The design and architecture of peace processes: lessons learned in the wake of crises

Vicenç Fisas


This study aims to propose frameworks and models for the initial stages of negotiations, and make suggestions for their redesign that take into account the most common crises that inevitably arise during the process. A range of variables are used to analyse different methodologies and forms of mediation and facilitation, along with the kinds of actors that may be involved, resulting in some 120 recommendations.

This work is based on the author’s own experience both of monitoring peace processes of the last 15 years and of being actively involved in a number of them.

Key findings:

  • At government level, many negotiations rely on the leadership of a country’s president or prime minister, who directs the negotiation process in a highly personal manner. There are now few cases where peace commissioners or advisors lead the negotiations, with the president’s blessing. In these cases, the commissioners always tend to have a negotiating team, with highly varied profiles in terms of their decision-making capacity. If a country has a number of armed groups at the negotiation stage, it is normal to have a different negotiating team for each group, although ultimate responsibility rests with just one person appointed by the country’s president. On some occasions, the person responsible for the negotiations may be a minister, a governor (particularly in regional conflicts) or other public official.
  • There are scarcely any official organisations or bodies monitoring the peace accords, which considerably weakens the level of guarantees that can be made and the confidence that can be had that the agreements will be fulfilled. The United Nations takes part in few negotiations formally, although it tends to be very active in terms of its good offices. Where it does lead negotiations, this is through personal envoys or special representatives of the Secretary General. The overall results have not been particularly positive in recent years. In terms of the involvement of regional bodies, the AU is the most active, due to its involvement in the different Sudanese conflicts, while the EU rarely steps in to lead a negotiation. The Organization for Security and Co-operation in Europe (OSCE) has had a difficult role to play as a mediating body, as it is responsible for a number of processes that have been at a standstill for some years. There are various cases where negotiations have been in the hands of a group of countries: via “troikas”, “quartets”, “contact groups”, etc. The experience here is not positive when one or more of the member countries is not impartial and is, instead, allied to one of the parties, particularly in conflicts between countries. These groups of countries are most active as “accompaniers” to a process, not leading it.
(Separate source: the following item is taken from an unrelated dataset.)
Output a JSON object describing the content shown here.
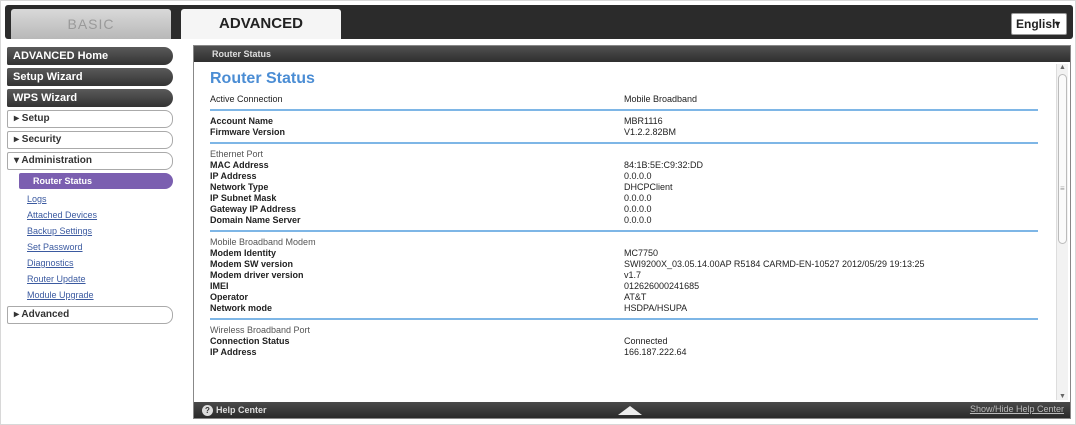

  • The most notable aspect required before work can begin on a negotiation process is the need to be fully assured that all parties believe the time has come to negotiate, knowing that flexibility and mutual concessions will be required. The initial framework must have the flexibility to be redesigned, should the need arise, without necessarily departing from the basic principles of a good negotiation.
  • Given that an unsuitable negotiating model or facilitator represents often the main reasons for a crisis, it is advisable to reaffirm often whether the negotiating model and its facilitators are appropriate or if they need to be reconsidered. Faith in the abilities, reliability and professionalism of the mediating body is essential. The negotiation phase is only one stage in a peace process, which includes a final stage in which agreements are implemented, and which is often a cause of failure. To prevent this, final agreements need to be realistic, viable and achievable.


Fisas, V. (2015). The design and architecture of peace processes: lessons learned in the wake of crises. Oslo: The Norwegian Peacebuilding Resource Centre.